O crítico precisa ser parnasiano. O que vale numa crítica literária é a relação da palavra com a palavra e como essa relação tem sentido estético ou não tem dentro da obra analisada. As questões sociais e políticas que a obra contiver devem ser analisadas, mas não podem invadir o primeiro plano da análise e não podem balizar as sentenças críticas da análise como um todo.

E observamos hoje que o que a crítica literária tem de menos é literatura. Há muito festejo de inclusão, muita gente que está vendo a facilidade de se projetar defendendo uma causa política através de livros ordinários, mal escritos e com forte apelo – uma dependência mesmo – para a autopromoção em redes sociais. O identitarismo é o caixão da boa literatura.

Antônio Cândido pontuava suas críticas literárias com uma dose de partidarismo político, embora que com sua erudição ultrapassasse esse desarranjo. Porém ele formou mal seus continuadores – se é que no Brasil há tais. A crítica brasileira hoje é uma espécie de Antônio Cândido desnatado. Ficou só o elemento político, ainda piorado pelas “questões das minorias”.

Melhor dizendo: a questão política foi afunilada na questão das minorias. As questões estéticas que deveriam estar em primeiro plano, foram postas na periferia de um parágrafo. Cândido não escrevia assim. De fato, é mais simples e mais engajadora a política rasteira do que a apreciação estética de um objeto estético que é um livro.
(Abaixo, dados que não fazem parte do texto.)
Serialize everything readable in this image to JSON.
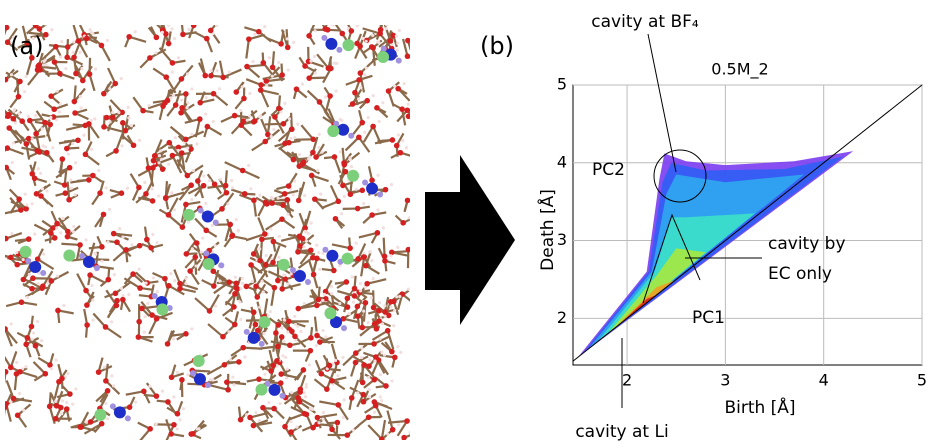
{
  "panel_labels": [
    "(a)",
    "(b)"
  ],
  "chart_data": {
    "type": "persistence-diagram",
    "title": "0.5M_2",
    "x_label": "Birth [Å]",
    "y_label": "Death [Å]",
    "xlim": [
      1.45,
      5
    ],
    "ylim": [
      1.4,
      5
    ],
    "xticks": [
      2,
      3,
      4,
      5
    ],
    "yticks": [
      2,
      3,
      4,
      5
    ],
    "grid": true,
    "diagonal": true,
    "annotations": [
      "cavity at BF₄",
      "PC2",
      "cavity by",
      "EC only",
      "PC1",
      "cavity at Li"
    ]
  }
}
Há o medo de ser “cancelado” como machista, racista ou contra a comunidade LGBT+. Me parece que há um surgimento de leitores hipermelindrados e incapazes de sentir os abismos aos quais uma escrita de peso pode empurrar a alma, ao mesmo tempo em que tais leitores e críticos, de antemão, pela cor ou pela sexualidade, já se colocam a elogiar, porque “há visibilidade”.